Ex-Hong Kong lawmaker Lam Cheuk-ting gets 37 months’ jail over Yuen Long riot
Former opposition lawmaker jailed for three years and one month, receiving heaviest punishment among seven defendants on trial for 2019 riot

A former opposition lawmaker has been jailed for three years and one month for rioting at a railway station during the 2019 protests in Hong Kong, with the judge saying his presence as a political figure aggravated the conflict and heightened others’ emotions.
Lam Cheuk-ting, 47, who received the heaviest punishment among the seven defendants at Thursday’s District Court hearing, is already serving a sentence of six years and nine months for subversion for his role in an unauthorised “primary” election in 2020.

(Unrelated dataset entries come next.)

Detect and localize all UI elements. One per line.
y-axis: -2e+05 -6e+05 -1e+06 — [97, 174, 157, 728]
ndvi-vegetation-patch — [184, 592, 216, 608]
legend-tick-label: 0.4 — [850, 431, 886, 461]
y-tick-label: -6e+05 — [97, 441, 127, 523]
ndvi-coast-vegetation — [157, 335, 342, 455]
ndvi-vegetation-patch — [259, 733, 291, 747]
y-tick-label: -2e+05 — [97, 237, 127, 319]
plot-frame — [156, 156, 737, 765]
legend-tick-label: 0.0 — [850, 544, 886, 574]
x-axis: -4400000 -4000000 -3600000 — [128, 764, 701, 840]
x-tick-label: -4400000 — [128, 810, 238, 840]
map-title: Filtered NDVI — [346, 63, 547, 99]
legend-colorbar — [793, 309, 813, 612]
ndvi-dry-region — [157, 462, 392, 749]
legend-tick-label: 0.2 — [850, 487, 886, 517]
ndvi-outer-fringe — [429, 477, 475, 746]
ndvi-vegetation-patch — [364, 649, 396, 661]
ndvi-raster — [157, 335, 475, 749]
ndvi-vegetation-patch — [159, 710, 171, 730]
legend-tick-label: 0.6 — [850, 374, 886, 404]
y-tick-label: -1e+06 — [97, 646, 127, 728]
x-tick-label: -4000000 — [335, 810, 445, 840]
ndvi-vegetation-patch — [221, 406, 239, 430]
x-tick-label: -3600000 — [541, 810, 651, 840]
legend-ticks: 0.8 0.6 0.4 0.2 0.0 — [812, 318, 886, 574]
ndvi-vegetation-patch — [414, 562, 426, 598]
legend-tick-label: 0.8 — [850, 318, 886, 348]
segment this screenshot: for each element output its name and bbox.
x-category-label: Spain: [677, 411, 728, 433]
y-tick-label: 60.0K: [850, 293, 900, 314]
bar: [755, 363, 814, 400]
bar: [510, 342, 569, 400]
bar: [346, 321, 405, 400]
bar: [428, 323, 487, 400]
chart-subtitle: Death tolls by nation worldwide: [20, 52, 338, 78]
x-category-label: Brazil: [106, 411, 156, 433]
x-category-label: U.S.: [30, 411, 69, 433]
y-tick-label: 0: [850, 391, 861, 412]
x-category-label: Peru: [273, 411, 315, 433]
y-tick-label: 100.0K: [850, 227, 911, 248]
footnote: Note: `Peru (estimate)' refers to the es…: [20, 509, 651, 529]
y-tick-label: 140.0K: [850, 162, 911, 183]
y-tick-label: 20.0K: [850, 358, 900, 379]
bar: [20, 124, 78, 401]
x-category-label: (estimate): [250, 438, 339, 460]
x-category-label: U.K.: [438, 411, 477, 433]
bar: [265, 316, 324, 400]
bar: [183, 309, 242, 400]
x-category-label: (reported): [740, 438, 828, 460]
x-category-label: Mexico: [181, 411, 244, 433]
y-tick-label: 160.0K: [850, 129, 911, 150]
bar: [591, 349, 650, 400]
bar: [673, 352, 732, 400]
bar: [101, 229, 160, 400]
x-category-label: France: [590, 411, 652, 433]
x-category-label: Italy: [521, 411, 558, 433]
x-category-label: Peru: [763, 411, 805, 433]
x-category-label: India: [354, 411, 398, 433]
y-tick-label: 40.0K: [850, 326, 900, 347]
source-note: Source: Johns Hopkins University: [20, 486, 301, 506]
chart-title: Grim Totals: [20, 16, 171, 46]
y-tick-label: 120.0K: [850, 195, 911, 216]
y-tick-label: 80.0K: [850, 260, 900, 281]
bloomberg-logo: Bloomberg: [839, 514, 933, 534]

An appeal against that conviction is pending, but should it fail, Lam would serve nine years and seven months.

Six other men who stood trial with Lam were handed sentences ranging from two years and one month to two years and seven months.
The seven were convicted last December of taking part in the riot at Yuen Long MTR station on the night of July 21, 2019. Another group of about 100 white-clad rioters, whom Lam and others confronted inside the station’s turnstile gates, instigated another riot, and more than 10 people have since been convicted.
District Judge Stanley Chan Kwong-chi earlier said Lam and other participants provoking some of the white-shirted group. In video evidence, some participants were seen throwing water bottles at the men in white or drenching them with a fire hosepipe.
Chan ruled that Lam had stirred up emotions at the scene as he labelled the white-shirted men, who were seen holding placards saying “Protect the homeland”, as gangsters.
“He was a member of the Legislative Council who enjoyed certain political fame in society,” the judge said. “He came in person to the Yuen Long station and made the confrontation even worse.”